The Ionic is Fitbit’s second smartwatch, after last year’s Blaze. Besides the usual fitness tracking bits, like built-in GPS, heart rate tracking, and automatic sleep tracking, the Ionic also runs Fitbit OS, which gives developers the ability to create apps for the smartwatch.
The Ionic also gets Fitbit Pay in Singapore, for Mastercard and Visa credit and debit card customers with UOB and OCBC bank. It works with contactless payment terminals, or basically any terminal that accepts Apple Pay, Samsung Pay, and payWave.
But perhaps its biggest standout features are its long five-day battery life, and the fact that it works across iOS, Android and Windows phones. So, is this the ultimate smartwatch for fitness geeks?
I really enjoy wearing the Ionic. It’s thin and light on the wrist, and comfortable enough to wear to sleep. But while I wouldn’t call it ugly, I can’t say its angular lines make it an attractive smartwatch either.
The strap that comes with the Ionic is comfortable enough, and if it was the only band I had I could probably make do. But if I owned an Ionic and could only buy one additional strap, I’d save up for the Horween leather band (S$99). It’s the most comfortable of the three I’ve used; it’s not something you’d want to sweat it but it makes the Ionic look snazzier for everyday wear.
It’s easy to change the straps out on the Ionic — perhaps a bit too easy. You just press down on a button and the band snaps out, which is likely why the Sports band snapped off my wrist twice during a martial arts practice. That didn’t happen when I did calisthenics and ran, but it does make me think the Ionic wouldn’t work well for all sports.
The 1.42-inch rectangular LCD touchscreen is bright and colorful, but small when you compare it to something like the Apple Watch, which has a 1.65-inch screen (with the 42mm case). There’s quite a bit of chin on the device, and it’s one of the few smartwatches that has a logo stamped on the front. The screen can be slow to respond; raising to wake doesn’t work all the time, and touch controls can lag.
The band that ships with the Ionic actually has an SpO2 sensor that can measure oxygen saturation in the blood. Fitbit says that once it’s ready, the sensor can unlock even more advanced tracking abilities (e.g., sleep apnea), but for now it lies dormant.
I woke up on the fifth morning of wearing the Ionic with 14% of battery life left, after having logged two non-GPS workouts. So I guess Fitbit’s claim of five-day battery life is more or less accurate, although your mileage will vary depending on how you use it.
After wearing the Ionic for a while, it becomes quite clear that it’s really a fitness tracker that has a handful of smart features.
That’s because the smart features are pretty lackluster right now. The Ionic will let you see messages and calls, but you can’t interact with them. You can get calendar notifications but you can’t actually see your calendar. Switching watch faces is a laborious process that requires you to use the Fitbit app to download a face to the Ionic, and rebooting the watch to the new face.
The Fitbit smartphone app, on the other hand, really shines. It’s beautifully designed, makes stats easy to understand, and gamifies your stats to motivate you to do better. It’s easily the best fitness tracking app I’ve used — Apple’s Health app offers too little info, for example, while Garmin’s Connect offers more but in a convoluted UI.
Let’s look at sleep tracking.
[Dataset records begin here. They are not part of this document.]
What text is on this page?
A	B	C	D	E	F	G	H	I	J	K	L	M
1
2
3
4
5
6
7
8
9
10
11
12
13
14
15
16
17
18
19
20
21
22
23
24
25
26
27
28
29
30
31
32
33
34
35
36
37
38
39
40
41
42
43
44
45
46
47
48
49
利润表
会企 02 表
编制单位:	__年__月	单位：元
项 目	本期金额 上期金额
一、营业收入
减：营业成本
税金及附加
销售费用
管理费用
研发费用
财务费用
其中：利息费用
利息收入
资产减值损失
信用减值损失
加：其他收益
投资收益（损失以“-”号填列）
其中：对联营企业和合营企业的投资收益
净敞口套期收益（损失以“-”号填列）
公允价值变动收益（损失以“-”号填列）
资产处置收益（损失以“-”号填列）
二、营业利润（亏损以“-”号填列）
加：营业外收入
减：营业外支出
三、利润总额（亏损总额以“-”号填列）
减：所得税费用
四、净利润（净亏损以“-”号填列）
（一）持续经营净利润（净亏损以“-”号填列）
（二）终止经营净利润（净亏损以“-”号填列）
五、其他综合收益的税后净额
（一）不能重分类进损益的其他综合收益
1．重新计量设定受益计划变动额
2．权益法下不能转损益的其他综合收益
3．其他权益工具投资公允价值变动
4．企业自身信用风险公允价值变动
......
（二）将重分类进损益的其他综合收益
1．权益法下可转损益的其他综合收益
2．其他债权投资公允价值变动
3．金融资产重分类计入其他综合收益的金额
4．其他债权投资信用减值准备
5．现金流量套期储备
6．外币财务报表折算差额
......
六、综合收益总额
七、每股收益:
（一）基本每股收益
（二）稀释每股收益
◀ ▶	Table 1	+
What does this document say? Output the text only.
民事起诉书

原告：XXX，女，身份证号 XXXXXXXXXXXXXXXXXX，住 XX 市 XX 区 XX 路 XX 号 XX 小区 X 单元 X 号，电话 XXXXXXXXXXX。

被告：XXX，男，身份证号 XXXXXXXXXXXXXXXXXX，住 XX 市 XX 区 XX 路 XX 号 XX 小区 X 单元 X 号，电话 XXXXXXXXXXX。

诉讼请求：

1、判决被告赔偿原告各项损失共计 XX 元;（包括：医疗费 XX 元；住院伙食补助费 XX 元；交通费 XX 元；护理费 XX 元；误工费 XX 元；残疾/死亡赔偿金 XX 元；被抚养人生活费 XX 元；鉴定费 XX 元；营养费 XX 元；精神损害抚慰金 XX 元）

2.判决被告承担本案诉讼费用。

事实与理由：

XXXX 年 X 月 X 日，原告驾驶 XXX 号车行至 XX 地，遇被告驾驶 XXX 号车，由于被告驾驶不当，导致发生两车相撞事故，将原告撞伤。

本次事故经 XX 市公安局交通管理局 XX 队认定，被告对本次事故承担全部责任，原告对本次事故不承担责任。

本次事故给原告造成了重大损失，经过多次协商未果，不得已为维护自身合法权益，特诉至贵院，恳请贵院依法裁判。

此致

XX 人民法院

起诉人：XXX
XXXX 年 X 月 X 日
The Ionic is able to break sleep down into different sleep stages, but to be honest, knowing how much you spend in REM versus light sleep doesn’t really help you. In the Fitbit app, however, you can see how your sleep stages compare against a benchmark of people your age, so you know if your sleep is going well or needs work. That’s actionable analysis you can actually use.
I found the Ionic to be pretty accurate at tracking when I woke up and went to sleep. But without access to a proper sleep lab, I can’t determine how accurate the Ionic is at tracking sleep stages. With most consumer fitness trackers, I prefer to view their stats from the point of a hobbyist or fitness enthusiast; to get a generally accurate ballpark of trending performance over time. If you need precise measurements for medical reasons, you should consult with a doctor rather than an consumer electronics salesperson.
The one thing that the Fitbit app doesn’t do well, however, is play nice with the iOS Health app. Unlike an app like Garmin’s Connect, which can write and read to the Health app, the Fitbit app is firewalled. If you only live within Fitbit’s ecosystem, that might not be a problem, but if you buy something like a Nokia Body+ smart scale one day, the measurements won’t show up in the Fitbit app.